Mevrouw Van Leeuwen klaagde met anderen over de problemen rond de Diagnose Behandelingscombinaties (DBC's). Deze moeten de behandeling van verschillende kwalen bij dezelfde patiënt op elkaar afstemmen. Minister Hoogervorst zei dat het zonneklaar is dat deze problemen moeten worden opgelost. Nadat er problemen rond declaraties openbaar waren geworden had hij meteen een Task Force ingesteld, verzekerde hij de senaat.

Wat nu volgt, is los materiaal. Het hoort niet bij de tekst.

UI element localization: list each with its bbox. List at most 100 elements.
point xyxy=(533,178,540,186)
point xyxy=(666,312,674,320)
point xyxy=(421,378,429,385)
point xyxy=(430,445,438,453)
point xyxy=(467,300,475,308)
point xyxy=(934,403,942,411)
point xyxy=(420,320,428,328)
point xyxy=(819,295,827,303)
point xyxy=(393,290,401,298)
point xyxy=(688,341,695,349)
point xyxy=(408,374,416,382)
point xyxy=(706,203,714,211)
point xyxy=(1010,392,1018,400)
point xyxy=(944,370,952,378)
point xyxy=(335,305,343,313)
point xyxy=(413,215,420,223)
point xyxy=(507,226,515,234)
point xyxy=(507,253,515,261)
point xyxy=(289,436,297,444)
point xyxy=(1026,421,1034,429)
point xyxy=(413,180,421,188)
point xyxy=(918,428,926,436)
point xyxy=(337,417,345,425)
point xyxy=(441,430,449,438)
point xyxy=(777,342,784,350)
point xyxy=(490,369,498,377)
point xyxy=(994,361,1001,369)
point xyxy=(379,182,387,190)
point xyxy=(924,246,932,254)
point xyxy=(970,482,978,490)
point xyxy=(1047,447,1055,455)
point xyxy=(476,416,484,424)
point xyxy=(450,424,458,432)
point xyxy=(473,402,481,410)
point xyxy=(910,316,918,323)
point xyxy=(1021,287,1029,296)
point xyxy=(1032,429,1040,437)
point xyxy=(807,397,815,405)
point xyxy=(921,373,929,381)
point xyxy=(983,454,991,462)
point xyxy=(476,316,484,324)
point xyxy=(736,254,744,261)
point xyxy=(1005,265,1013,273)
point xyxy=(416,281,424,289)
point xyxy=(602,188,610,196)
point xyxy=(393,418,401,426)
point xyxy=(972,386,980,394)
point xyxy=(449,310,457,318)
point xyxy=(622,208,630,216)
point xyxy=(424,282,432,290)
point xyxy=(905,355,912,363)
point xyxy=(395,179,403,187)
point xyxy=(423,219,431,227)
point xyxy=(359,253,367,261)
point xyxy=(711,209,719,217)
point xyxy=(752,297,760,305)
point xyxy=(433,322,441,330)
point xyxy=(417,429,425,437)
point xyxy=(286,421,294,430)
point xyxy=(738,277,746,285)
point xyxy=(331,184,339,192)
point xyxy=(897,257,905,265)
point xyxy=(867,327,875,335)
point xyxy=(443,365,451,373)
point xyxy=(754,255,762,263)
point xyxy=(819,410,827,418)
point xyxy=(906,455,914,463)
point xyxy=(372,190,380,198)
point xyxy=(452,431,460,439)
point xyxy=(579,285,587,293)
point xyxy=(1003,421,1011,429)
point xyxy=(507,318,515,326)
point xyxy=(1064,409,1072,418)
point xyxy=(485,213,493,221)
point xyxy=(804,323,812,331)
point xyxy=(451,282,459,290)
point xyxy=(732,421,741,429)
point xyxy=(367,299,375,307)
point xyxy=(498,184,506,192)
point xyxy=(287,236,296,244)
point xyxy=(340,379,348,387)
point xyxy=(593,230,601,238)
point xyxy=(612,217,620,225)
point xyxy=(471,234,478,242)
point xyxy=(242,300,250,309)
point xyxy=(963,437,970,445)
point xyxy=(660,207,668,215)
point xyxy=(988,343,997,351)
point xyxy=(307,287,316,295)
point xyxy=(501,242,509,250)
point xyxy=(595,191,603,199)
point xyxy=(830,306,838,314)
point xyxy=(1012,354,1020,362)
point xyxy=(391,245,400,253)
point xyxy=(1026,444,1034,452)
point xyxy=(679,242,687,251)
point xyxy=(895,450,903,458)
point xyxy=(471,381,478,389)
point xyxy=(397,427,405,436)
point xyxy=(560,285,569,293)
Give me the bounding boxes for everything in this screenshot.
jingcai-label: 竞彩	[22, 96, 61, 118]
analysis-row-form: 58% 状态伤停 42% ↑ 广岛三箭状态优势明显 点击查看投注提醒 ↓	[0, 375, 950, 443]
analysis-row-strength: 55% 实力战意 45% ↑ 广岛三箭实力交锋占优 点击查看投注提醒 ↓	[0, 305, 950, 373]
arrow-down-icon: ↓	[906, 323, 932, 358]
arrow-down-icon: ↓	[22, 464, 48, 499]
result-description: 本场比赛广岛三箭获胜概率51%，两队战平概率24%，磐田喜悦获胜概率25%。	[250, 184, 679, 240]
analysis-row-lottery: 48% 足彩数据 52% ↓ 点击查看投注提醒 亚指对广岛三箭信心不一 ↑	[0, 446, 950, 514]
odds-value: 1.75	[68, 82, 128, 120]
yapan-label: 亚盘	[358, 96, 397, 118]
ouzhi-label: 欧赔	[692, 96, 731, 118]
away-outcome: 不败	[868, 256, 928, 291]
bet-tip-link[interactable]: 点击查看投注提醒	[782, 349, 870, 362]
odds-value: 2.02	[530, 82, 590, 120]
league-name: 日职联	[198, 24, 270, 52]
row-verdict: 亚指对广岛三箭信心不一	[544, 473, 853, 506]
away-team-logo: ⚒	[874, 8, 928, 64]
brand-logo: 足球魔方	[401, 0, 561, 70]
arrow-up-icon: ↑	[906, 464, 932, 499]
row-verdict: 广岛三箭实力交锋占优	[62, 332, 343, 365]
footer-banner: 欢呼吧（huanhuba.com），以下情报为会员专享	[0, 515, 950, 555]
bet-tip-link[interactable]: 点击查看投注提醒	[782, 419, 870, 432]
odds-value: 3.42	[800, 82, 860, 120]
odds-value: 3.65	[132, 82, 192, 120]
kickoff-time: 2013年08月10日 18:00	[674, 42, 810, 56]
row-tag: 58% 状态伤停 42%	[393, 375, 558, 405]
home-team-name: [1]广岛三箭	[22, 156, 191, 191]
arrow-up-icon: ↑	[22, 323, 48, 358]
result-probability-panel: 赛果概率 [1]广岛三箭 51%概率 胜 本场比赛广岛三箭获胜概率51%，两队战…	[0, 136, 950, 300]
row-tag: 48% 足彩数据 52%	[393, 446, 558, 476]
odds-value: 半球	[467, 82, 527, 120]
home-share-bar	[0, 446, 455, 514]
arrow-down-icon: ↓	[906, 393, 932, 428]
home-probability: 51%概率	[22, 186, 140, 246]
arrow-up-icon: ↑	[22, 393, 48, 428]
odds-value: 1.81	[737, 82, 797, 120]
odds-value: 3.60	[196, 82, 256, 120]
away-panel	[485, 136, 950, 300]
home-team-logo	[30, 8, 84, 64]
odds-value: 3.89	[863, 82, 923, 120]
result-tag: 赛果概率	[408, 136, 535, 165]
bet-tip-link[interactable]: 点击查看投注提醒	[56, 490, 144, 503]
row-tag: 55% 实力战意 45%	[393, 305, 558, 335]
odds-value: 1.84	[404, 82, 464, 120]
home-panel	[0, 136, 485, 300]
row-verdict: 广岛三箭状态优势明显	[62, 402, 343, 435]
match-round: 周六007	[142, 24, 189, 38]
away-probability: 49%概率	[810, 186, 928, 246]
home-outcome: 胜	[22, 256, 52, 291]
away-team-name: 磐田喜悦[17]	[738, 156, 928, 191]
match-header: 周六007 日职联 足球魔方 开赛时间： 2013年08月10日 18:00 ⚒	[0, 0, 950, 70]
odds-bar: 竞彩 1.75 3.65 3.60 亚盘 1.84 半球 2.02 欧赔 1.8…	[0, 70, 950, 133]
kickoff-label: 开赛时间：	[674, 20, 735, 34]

De minister was niet bereid het oordeel van mevrouw Van Leeuwen over te nemen dat de tussenrapportage van de voorlopige NZa over de werking van het nieuwe zorgstelsel 'beschamend' is, vooral voor de verzekeraars die volgens de CDA-senator niets hebben gepresteerd op het gebied van de inkoop van zorg.

Autoriteit of adviseur

D66-woordvoerder Schouw hamerde erop dat de NZa meer machtsmiddelen moet krijgen. Is het nu een autoriteit of een adviseur?, vroeg Schouw. Hij zag de NZa eerder als adviseur van de Nationale Mededingingsautoriteit (die bijvoorbeeld fusies tussen zorgverzekeraars beoordeelt) en als adviseur van de minister zelf. Namens de fracties van SGP en ChristenUnie wees senator Van den Berg ook op het belang van invloed van verzekerden en rechten van patiënten. GroenLinks-senator Van der Lans hekelde de snelheid van handelen van de minister als het gaat om de invoering van marktwerking en de traagheid bij het versterken van de positie van patiënten. Hij betitelde de opmerking van de minister kwaliteit is de motor van de concurrentie in de zorg als een gevaarlijke kreet. Volgens Van der Lans leidt concurrentie in de publieke sector niet altijd tot het resultaat dat men wenst. Naar zijn mening heeft de invoering van DBC's geleid tot 'verzekeringsbureaucratie'.

Overtuigend

Mevrouw Dupuis (VVD) bracht het voorbeeld naar voren van een huisarts die 50.000 euro in het rood staat door niet vergoede declaraties. Zij was het niet eens met de eis van de rest van de Kamer over de samenwerkingsprotocollen. Volgens haar is de afbakening tussen de verschillende toezichthouders overtuigend en hoeft de senaat zich daar niet over uit te spreken. Zij zette wel vraagtekens bij de drang naar kwaliteitsverbetering. Over welk type kwaliteit gaat het? Volgens mevrouw Dupuis is het vooral belangrijk dat een patiënt zich juist en correct bejegend voelt. Mevrouw Slagter-Roukema (SP) wees erop dat het vooral draait om de vertrouwensrelatie tussen arts en patiënt. Naar haar oordeel leidt het nieuwe zorgstelsel vooral tot groei van het wantrouwen.

Misverstand

Minister Hoogervorst zei dat het een misverstand is te denken dat de NZa vooral over de kwaliteit in de gezondheidszorg waakt. De Inspectie Gezondheidzorg is de enige autoriteit op het gebied van kwaliteit. Wel krijgt de NZa tot taak om manco's in de kwaliteit te signaleren.